Leur but est de nous réveiller, de secouer notre torpeur, notre routine, de donner une âme à notre vie et d’annoncer, à tous, l’approche du Messie.
Les Évangiles de l’Avent nous conduisent dans un désert situé entre les monts de Judée, le Jourdain et la Mer Morte. Ils nous y font entendre la voix du Précurseur Jean-Baptiste, l’homme du désert. « Qu’est-ce que le désert sinon le vide, écrivait E. Hello. Ceux-là sont remplis par la plénitude qui font le vide en eux et qui deviennent eux-mêmes des déserts. Dans le monde visible c’est le vide qui attire les masses. Le désert mène à Jérusalem. Saint Jean-Baptiste est allé au désert extérieur comme au désert intérieur. II s’est absenté de lui-même et du monde pour entendre la parole et pour devenir la voix. Pour nous indiquer où retentit la parole de vérité, il s’est appelé la voix de celui qui crie dans le désert. Jean, l’homme du désert, prépara la route à Celui qui devait tirer à Lui toutes les choses.
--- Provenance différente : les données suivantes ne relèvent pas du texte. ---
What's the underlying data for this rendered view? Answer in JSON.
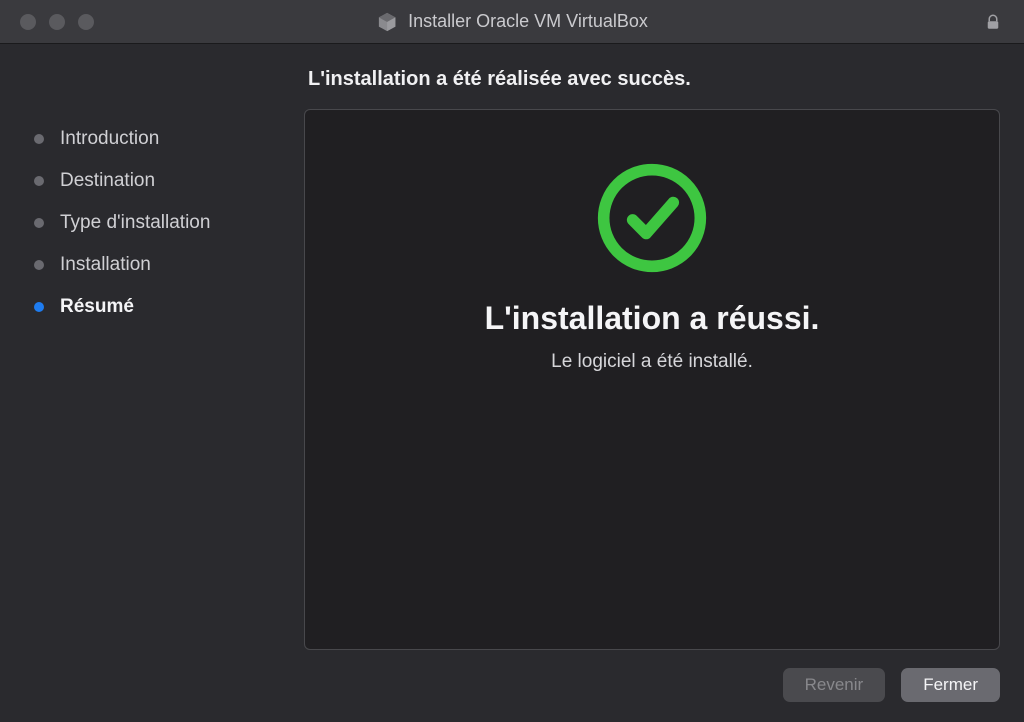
{
  "titlebar": {
    "title": "Installer Oracle VM VirtualBox"
  },
  "heading": "L'installation a été réalisée avec succès.",
  "sidebar": {
    "steps": [
      {
        "label": "Introduction",
        "active": false
      },
      {
        "label": "Destination",
        "active": false
      },
      {
        "label": "Type d'installation",
        "active": false
      },
      {
        "label": "Installation",
        "active": false
      },
      {
        "label": "Résumé",
        "active": true
      }
    ]
  },
  "panel": {
    "success_title": "L'installation a réussi.",
    "success_subtitle": "Le logiciel a été installé."
  },
  "footer": {
    "back_label": "Revenir",
    "close_label": "Fermer"
  },
  "colors": {
    "accent_green": "#3ec641",
    "accent_blue": "#1e7cf0"
  }
}
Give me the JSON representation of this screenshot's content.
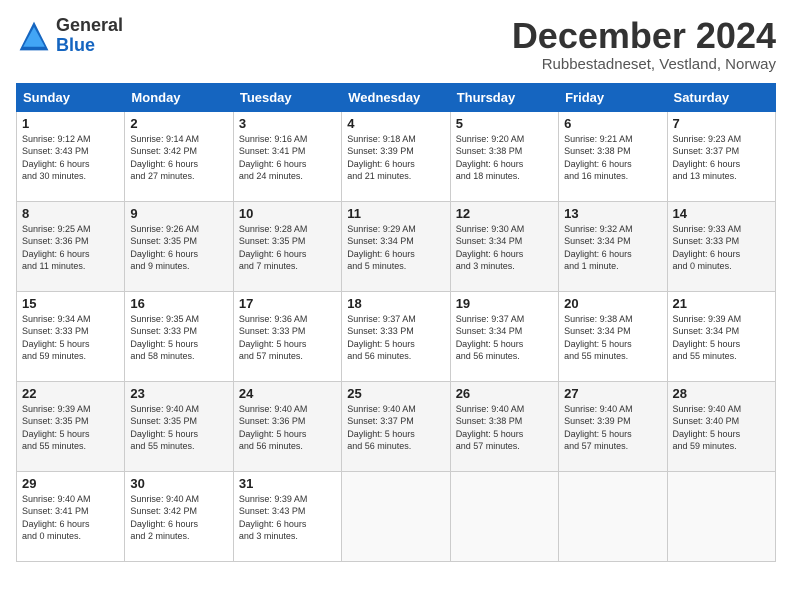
{
  "logo": {
    "general": "General",
    "blue": "Blue"
  },
  "header": {
    "month": "December 2024",
    "location": "Rubbestadneset, Vestland, Norway"
  },
  "weekdays": [
    "Sunday",
    "Monday",
    "Tuesday",
    "Wednesday",
    "Thursday",
    "Friday",
    "Saturday"
  ],
  "weeks": [
    [
      {
        "day": "1",
        "info": "Sunrise: 9:12 AM\nSunset: 3:43 PM\nDaylight: 6 hours\nand 30 minutes."
      },
      {
        "day": "2",
        "info": "Sunrise: 9:14 AM\nSunset: 3:42 PM\nDaylight: 6 hours\nand 27 minutes."
      },
      {
        "day": "3",
        "info": "Sunrise: 9:16 AM\nSunset: 3:41 PM\nDaylight: 6 hours\nand 24 minutes."
      },
      {
        "day": "4",
        "info": "Sunrise: 9:18 AM\nSunset: 3:39 PM\nDaylight: 6 hours\nand 21 minutes."
      },
      {
        "day": "5",
        "info": "Sunrise: 9:20 AM\nSunset: 3:38 PM\nDaylight: 6 hours\nand 18 minutes."
      },
      {
        "day": "6",
        "info": "Sunrise: 9:21 AM\nSunset: 3:38 PM\nDaylight: 6 hours\nand 16 minutes."
      },
      {
        "day": "7",
        "info": "Sunrise: 9:23 AM\nSunset: 3:37 PM\nDaylight: 6 hours\nand 13 minutes."
      }
    ],
    [
      {
        "day": "8",
        "info": "Sunrise: 9:25 AM\nSunset: 3:36 PM\nDaylight: 6 hours\nand 11 minutes."
      },
      {
        "day": "9",
        "info": "Sunrise: 9:26 AM\nSunset: 3:35 PM\nDaylight: 6 hours\nand 9 minutes."
      },
      {
        "day": "10",
        "info": "Sunrise: 9:28 AM\nSunset: 3:35 PM\nDaylight: 6 hours\nand 7 minutes."
      },
      {
        "day": "11",
        "info": "Sunrise: 9:29 AM\nSunset: 3:34 PM\nDaylight: 6 hours\nand 5 minutes."
      },
      {
        "day": "12",
        "info": "Sunrise: 9:30 AM\nSunset: 3:34 PM\nDaylight: 6 hours\nand 3 minutes."
      },
      {
        "day": "13",
        "info": "Sunrise: 9:32 AM\nSunset: 3:34 PM\nDaylight: 6 hours\nand 1 minute."
      },
      {
        "day": "14",
        "info": "Sunrise: 9:33 AM\nSunset: 3:33 PM\nDaylight: 6 hours\nand 0 minutes."
      }
    ],
    [
      {
        "day": "15",
        "info": "Sunrise: 9:34 AM\nSunset: 3:33 PM\nDaylight: 5 hours\nand 59 minutes."
      },
      {
        "day": "16",
        "info": "Sunrise: 9:35 AM\nSunset: 3:33 PM\nDaylight: 5 hours\nand 58 minutes."
      },
      {
        "day": "17",
        "info": "Sunrise: 9:36 AM\nSunset: 3:33 PM\nDaylight: 5 hours\nand 57 minutes."
      },
      {
        "day": "18",
        "info": "Sunrise: 9:37 AM\nSunset: 3:33 PM\nDaylight: 5 hours\nand 56 minutes."
      },
      {
        "day": "19",
        "info": "Sunrise: 9:37 AM\nSunset: 3:34 PM\nDaylight: 5 hours\nand 56 minutes."
      },
      {
        "day": "20",
        "info": "Sunrise: 9:38 AM\nSunset: 3:34 PM\nDaylight: 5 hours\nand 55 minutes."
      },
      {
        "day": "21",
        "info": "Sunrise: 9:39 AM\nSunset: 3:34 PM\nDaylight: 5 hours\nand 55 minutes."
      }
    ],
    [
      {
        "day": "22",
        "info": "Sunrise: 9:39 AM\nSunset: 3:35 PM\nDaylight: 5 hours\nand 55 minutes."
      },
      {
        "day": "23",
        "info": "Sunrise: 9:40 AM\nSunset: 3:35 PM\nDaylight: 5 hours\nand 55 minutes."
      },
      {
        "day": "24",
        "info": "Sunrise: 9:40 AM\nSunset: 3:36 PM\nDaylight: 5 hours\nand 56 minutes."
      },
      {
        "day": "25",
        "info": "Sunrise: 9:40 AM\nSunset: 3:37 PM\nDaylight: 5 hours\nand 56 minutes."
      },
      {
        "day": "26",
        "info": "Sunrise: 9:40 AM\nSunset: 3:38 PM\nDaylight: 5 hours\nand 57 minutes."
      },
      {
        "day": "27",
        "info": "Sunrise: 9:40 AM\nSunset: 3:39 PM\nDaylight: 5 hours\nand 57 minutes."
      },
      {
        "day": "28",
        "info": "Sunrise: 9:40 AM\nSunset: 3:40 PM\nDaylight: 5 hours\nand 59 minutes."
      }
    ],
    [
      {
        "day": "29",
        "info": "Sunrise: 9:40 AM\nSunset: 3:41 PM\nDaylight: 6 hours\nand 0 minutes."
      },
      {
        "day": "30",
        "info": "Sunrise: 9:40 AM\nSunset: 3:42 PM\nDaylight: 6 hours\nand 2 minutes."
      },
      {
        "day": "31",
        "info": "Sunrise: 9:39 AM\nSunset: 3:43 PM\nDaylight: 6 hours\nand 3 minutes."
      },
      null,
      null,
      null,
      null
    ]
  ]
}
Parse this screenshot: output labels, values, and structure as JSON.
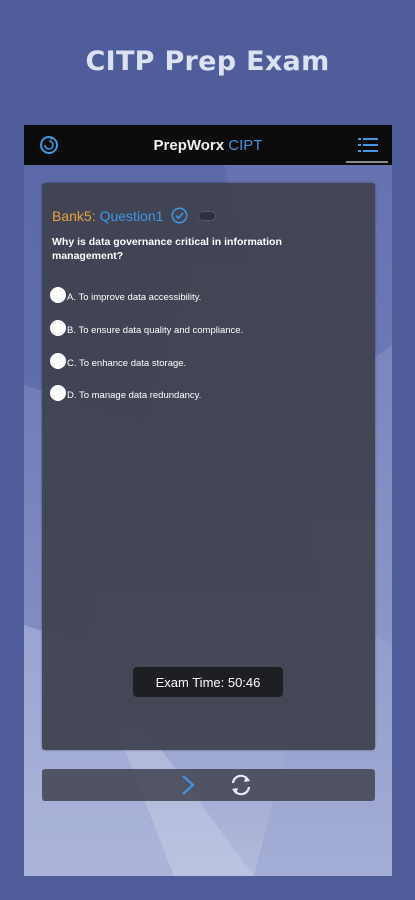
{
  "promo": {
    "title": "CITP Prep Exam"
  },
  "appbar": {
    "title_main": "PrepWorx",
    "title_accent": "CIPT",
    "refresh_icon": "refresh-icon",
    "menu_icon": "menu-list-icon"
  },
  "question": {
    "bank": "Bank5:",
    "number": "Question1",
    "text": "Why is data governance critical in information management?",
    "options": [
      "A. To improve data accessibility.",
      "B. To ensure data quality and compliance.",
      "C. To enhance data storage.",
      "D. To manage data redundancy."
    ]
  },
  "timer": {
    "label": "Exam Time: 50:46"
  },
  "colors": {
    "accent_blue": "#3f97e2",
    "bank_orange": "#e8a23a",
    "page_bg": "#4f5d9a",
    "appbar_bg": "#0b0b0c",
    "card_bg": "#3f424f"
  },
  "bottom": {
    "next_icon": "chevron-right-icon",
    "reload_icon": "reload-icon"
  }
}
La croix, placée hors de la ville, entre le ciel et la terre, est le désert par excellence. C’est pourquoi le crucifix est devenu la proie universelle, la pâture divine des aigles, race royale qui dévore, et aussi leur rendez-vous.
Êtes-vous le Christ, êtes-vous Elie ? Saint Jean-Baptiste répond toujours “non, non, je ne suis pas”. Enfin, obligé de dire son nom d’une façon quelconque, il déclare être une voix. Il ne déclare pas même être la voix qui crie, mais la voix de Celui qui crie. Il est la voix d’un autre.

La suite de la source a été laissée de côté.